Jika sudah diklarifikasi hal tersebut dan terbukti, maka Dewan Suriah memerintahkan figur yang dimaksud untuk melakukan taubat. PBNU kemudian berhak lepas tangan jika kemudian taubat itu tidak dilakukan.
"Sebenarnya tidak pantas mencantumkan kalimat tambahan itu, karena pemikiran itu sifatnya ilmiah. Dewan Suriah sebagai otoritas keagamaan harus melakukan itu, karena kalau tidak, maka koreksi itu akan bernilai politis," katanya.
Sementara itu, terkait dengan pencalonan dirinya, KH Masdar mendeklarasikan diri dengan meluncurkan buku berjudul "Menyongsong Satu Abd NU 2026."
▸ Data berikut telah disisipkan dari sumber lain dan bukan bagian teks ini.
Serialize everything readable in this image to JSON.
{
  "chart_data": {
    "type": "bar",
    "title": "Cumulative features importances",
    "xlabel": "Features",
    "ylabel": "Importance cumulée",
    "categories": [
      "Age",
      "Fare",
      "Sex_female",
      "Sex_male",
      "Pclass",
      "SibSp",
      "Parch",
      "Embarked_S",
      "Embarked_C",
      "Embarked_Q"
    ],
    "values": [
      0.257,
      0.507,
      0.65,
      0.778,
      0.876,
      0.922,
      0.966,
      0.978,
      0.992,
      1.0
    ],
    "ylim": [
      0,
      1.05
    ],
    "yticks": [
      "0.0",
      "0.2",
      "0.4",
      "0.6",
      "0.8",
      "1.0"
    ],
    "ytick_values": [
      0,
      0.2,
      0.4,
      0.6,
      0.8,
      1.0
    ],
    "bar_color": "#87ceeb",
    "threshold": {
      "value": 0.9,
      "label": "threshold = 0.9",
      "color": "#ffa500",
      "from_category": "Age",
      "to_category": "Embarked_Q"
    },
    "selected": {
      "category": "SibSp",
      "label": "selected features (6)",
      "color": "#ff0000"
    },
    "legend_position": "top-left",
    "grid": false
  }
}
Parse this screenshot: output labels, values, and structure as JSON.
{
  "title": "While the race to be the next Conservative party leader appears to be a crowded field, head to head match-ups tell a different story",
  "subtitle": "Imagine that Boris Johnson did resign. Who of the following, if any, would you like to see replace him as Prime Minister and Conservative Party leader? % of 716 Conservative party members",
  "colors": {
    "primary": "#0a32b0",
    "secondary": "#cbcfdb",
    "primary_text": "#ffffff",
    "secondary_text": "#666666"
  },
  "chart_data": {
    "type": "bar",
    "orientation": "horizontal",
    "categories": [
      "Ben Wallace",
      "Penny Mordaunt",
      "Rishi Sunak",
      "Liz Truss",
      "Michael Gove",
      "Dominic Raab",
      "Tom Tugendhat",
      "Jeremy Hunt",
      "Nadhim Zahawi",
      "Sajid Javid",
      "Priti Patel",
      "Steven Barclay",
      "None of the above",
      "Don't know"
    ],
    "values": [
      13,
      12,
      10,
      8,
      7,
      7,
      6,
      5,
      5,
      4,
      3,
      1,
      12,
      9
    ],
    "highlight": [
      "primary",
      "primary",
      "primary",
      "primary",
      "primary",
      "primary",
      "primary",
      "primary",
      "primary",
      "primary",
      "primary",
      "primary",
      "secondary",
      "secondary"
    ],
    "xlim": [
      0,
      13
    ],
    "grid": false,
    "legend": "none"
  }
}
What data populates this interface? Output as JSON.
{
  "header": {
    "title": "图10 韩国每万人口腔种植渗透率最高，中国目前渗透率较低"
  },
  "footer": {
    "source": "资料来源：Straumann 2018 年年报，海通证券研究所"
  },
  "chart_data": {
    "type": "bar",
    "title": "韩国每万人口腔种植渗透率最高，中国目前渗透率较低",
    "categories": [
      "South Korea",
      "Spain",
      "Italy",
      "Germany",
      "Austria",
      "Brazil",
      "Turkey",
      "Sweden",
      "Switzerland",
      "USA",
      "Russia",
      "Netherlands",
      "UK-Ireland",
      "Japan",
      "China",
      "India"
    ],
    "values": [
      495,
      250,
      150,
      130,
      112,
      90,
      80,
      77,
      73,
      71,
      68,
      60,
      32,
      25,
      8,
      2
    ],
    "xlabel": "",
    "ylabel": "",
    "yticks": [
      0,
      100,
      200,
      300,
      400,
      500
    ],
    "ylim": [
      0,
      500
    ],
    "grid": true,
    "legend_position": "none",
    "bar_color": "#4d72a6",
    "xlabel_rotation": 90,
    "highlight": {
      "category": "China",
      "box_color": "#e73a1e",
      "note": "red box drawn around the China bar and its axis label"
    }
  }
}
Menurutnya, buku tersebut adalah pemikiran-pemikirannnya terhadap pengembangan NU kedepan, yang berisi peta untuk perbaikan dan kejayaan bukan hanya NU tapi juga bangsa Indonesia.
"NU merupakan bagian tak terpisahkan dari Republik Indonesia, oleh karena itu posisi NU adalah sebagai jangkar bagi bangsa. NU adalah Rahmatan lil alamiin bagi Indonesia," ujarnya.
NU, kata dia, memiliki beberapa agenda ke depan. Yakni harus murni melayani umat dan tidak terlibat politik praktis. NU juga harus memperkokoh posisinya sebagai komunitas madani penjaga moral bangsa.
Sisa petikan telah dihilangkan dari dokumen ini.